I simply use pip install 'litgpt[all]' to get all the dependencies, as you suggested in the github. I checked your default pretrain.py and find I am using model.compile, with Pytorch 2.3.0. This meets your suggestion "running with torch.compile but on PyTorch 2.3"

What should I do now? Am I the only one encountering this issue? Do you have this issue on your side? I think you can easily reproduce this issue if you git clone + pip install 'litgpt[all]' + run the code (just as I did).

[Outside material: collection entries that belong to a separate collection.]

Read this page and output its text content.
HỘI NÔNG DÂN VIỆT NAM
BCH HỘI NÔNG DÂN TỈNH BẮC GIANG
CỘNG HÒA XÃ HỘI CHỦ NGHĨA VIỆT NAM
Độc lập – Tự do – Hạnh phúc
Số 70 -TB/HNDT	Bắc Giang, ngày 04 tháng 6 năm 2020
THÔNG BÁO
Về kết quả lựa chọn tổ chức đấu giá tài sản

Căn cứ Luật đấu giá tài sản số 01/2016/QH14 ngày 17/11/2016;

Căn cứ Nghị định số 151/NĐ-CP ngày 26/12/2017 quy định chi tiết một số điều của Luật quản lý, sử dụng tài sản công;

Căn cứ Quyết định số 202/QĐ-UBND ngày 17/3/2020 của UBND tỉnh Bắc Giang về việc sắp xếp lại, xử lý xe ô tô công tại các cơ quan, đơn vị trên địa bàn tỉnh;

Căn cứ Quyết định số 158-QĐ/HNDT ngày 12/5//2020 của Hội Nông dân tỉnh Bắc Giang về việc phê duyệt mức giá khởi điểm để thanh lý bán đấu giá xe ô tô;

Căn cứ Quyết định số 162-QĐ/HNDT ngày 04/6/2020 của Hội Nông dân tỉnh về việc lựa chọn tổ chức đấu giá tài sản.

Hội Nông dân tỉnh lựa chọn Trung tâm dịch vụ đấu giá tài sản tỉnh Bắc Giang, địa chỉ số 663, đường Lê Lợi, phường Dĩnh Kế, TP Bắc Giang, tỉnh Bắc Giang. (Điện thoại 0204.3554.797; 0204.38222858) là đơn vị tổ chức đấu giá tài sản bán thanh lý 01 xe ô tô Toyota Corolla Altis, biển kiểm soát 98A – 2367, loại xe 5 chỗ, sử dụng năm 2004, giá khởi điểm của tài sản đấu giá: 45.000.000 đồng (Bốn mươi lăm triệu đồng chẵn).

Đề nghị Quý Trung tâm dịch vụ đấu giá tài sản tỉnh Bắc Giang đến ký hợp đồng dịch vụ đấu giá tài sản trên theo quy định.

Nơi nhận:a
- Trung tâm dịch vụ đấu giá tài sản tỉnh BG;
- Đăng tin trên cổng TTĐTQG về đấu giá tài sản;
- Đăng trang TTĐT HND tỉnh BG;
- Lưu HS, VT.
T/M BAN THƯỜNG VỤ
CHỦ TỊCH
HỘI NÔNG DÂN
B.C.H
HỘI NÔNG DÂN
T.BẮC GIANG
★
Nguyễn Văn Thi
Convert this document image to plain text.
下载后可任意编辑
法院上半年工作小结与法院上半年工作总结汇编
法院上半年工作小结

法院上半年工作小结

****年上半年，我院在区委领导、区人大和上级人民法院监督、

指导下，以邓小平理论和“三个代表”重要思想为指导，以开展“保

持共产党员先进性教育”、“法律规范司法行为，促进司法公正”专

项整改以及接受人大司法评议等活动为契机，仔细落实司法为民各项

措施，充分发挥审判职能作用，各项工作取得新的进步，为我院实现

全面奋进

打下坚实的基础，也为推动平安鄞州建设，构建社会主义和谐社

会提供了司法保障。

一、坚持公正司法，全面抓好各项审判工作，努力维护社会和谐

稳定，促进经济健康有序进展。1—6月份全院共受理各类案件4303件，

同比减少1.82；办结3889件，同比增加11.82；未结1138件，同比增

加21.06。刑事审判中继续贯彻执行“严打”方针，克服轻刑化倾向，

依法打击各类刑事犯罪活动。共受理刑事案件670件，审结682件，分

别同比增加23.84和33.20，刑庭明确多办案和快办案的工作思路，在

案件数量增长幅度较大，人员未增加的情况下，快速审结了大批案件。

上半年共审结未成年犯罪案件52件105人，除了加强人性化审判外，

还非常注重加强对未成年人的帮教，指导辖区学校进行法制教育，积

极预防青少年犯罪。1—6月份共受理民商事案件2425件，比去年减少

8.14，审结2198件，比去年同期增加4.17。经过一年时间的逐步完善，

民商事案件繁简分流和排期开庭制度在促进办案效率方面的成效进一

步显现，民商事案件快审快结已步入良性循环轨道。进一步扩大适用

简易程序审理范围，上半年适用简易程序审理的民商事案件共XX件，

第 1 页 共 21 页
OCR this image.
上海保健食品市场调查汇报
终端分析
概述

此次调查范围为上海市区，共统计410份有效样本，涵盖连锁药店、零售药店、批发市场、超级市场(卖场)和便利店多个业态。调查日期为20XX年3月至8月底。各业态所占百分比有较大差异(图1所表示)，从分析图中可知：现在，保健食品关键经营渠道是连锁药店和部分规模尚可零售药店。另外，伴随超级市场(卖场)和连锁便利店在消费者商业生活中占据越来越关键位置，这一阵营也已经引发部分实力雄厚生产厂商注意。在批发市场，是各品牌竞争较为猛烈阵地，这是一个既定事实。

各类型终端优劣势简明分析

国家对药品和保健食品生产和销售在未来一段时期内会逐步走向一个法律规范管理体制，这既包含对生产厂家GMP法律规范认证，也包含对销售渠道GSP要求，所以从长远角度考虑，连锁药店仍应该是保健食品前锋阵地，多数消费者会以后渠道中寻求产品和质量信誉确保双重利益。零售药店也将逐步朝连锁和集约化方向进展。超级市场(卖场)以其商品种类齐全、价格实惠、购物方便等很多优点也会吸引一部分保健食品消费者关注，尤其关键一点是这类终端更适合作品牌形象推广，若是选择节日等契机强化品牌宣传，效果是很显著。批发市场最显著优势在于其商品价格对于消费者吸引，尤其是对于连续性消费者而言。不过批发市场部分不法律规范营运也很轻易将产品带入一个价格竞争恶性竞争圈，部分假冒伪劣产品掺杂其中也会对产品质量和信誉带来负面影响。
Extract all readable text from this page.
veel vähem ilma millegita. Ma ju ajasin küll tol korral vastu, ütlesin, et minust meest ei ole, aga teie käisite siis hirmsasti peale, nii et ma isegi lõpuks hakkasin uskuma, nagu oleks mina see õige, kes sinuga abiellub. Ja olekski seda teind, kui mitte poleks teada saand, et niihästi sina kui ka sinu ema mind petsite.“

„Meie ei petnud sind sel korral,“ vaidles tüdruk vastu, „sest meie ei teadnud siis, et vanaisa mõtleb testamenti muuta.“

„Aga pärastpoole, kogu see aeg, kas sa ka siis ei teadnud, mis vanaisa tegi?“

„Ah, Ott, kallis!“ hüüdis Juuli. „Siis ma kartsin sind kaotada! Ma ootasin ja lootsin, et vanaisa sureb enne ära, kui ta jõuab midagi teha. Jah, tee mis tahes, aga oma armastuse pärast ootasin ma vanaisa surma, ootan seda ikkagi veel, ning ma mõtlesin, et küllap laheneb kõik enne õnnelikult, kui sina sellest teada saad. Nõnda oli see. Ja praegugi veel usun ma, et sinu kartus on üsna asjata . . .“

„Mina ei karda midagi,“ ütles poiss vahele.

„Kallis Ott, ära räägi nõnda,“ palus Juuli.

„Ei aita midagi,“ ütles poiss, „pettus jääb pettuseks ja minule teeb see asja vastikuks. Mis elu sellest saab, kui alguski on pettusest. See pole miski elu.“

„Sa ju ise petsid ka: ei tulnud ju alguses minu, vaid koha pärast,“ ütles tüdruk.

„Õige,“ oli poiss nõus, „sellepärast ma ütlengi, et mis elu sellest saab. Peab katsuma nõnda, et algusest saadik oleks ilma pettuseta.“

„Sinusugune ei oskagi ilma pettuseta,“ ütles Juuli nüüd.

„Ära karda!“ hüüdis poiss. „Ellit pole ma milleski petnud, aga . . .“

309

Your wandb log metadata suggests you are using lightning 2.2dev, which probably came with an older version of litgpt that you had. You might need this fix for pretraining, so I suggest updating lightning to the latest version first.

Hi,

Thanks for your prompt reply.

I think my lightning version is correct. My code is based on a fresh environment created yesterday, where I simply run " pip install 'litgpt[all]' "as you suggested in the github. As confirmed in the "conda list" screenshot below, I am using lightning 2.3.0.dev20240328 .

image

Any other possible issue?

The initialization fix I made was on April 11, so the package you have is still too old. The fix was then cherry-picked into lightning 2.2.2. So I would still update the package.